Miniature hollyhock (Sidalcea malviflora), also known as checker-mallow or checkerbloom, produces showy spikes of small, hollyhock-like blossoms in shades of pink and purple. Some hybrids also bear white and red flowers. Reaching up to 4 feet in height, these perennials look similar to hollyhocks but lack their aggressive self-seeding habits and imposing height. Commonly used in cottage and meadow gardens, miniature hollyhocks thrive in the temperate conditions of USDA hardiness zones 5 through 9.
Plant miniature hollyhocks in early spring after the last frost date in your area. Choose a location that receives full sunlight and has average to rich well-drained soil. While they may tolerate light shade in warm climates, the plants perform best in full sun.

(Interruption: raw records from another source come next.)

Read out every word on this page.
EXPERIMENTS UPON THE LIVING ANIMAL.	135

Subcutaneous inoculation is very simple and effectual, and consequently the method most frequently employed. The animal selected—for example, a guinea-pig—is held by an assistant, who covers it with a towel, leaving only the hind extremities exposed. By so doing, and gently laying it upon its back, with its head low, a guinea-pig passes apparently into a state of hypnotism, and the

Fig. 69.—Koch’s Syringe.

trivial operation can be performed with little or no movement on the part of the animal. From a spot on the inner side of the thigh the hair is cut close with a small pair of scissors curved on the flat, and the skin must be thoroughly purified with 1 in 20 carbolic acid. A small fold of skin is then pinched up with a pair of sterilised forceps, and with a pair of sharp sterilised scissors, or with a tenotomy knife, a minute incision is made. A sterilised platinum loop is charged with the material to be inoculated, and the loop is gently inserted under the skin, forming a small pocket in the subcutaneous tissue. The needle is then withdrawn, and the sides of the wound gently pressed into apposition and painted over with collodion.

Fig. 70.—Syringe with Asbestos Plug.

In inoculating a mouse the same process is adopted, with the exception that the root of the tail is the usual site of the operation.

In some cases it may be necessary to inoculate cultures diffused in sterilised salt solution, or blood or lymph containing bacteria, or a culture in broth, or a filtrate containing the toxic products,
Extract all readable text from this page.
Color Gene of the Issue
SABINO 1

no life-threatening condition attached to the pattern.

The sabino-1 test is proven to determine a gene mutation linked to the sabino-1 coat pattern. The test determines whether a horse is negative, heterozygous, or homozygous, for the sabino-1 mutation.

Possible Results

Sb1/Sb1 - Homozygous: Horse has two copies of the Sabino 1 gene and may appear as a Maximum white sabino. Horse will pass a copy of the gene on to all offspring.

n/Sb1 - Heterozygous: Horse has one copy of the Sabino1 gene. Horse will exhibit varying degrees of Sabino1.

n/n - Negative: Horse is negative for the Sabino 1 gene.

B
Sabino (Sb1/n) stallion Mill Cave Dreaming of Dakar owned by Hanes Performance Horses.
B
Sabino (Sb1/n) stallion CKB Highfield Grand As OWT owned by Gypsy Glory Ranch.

Loosen the soil at the planting site with a garden fork or tiller and dig a hole large enough to house the plant’s roots. Remove the plant from its container and place it in the hole. Fill in the hole with soil and tamp down the soil around the roots.
Water your miniature hollyhocks immediately after planting and continue watering about once a week during the spring and summer months or often enough to keep the soil slightly moist. Cease watering after cutting plants back in early fall.
Feed miniature hollyhocks once a year in early spring to promote new growth. Use a balanced fertilizer according to the instructions provided on the label for the best results. Do not allow the fertilizer to come in contact with the foliage.
Remove the flower spikes from your miniature hollyhocks as they fade to encourage further blooming and prevent the growth of volunteer plants. Cut the plants to the ground after flowering ends in early fall to promote the growth of fresh foliage in spring.
Space miniature hollyhocks 1 to 1 1/2 feet apart to allow room for their mature size.
If plants become too tall and flop over, they may require staking. Place a stake in the ground behind each plant and loosely secure its stem to the stake with garden twine.
Never allow the soil to dry out completely, as this will cause miniature hollyhock’s foliage to wilt and drop.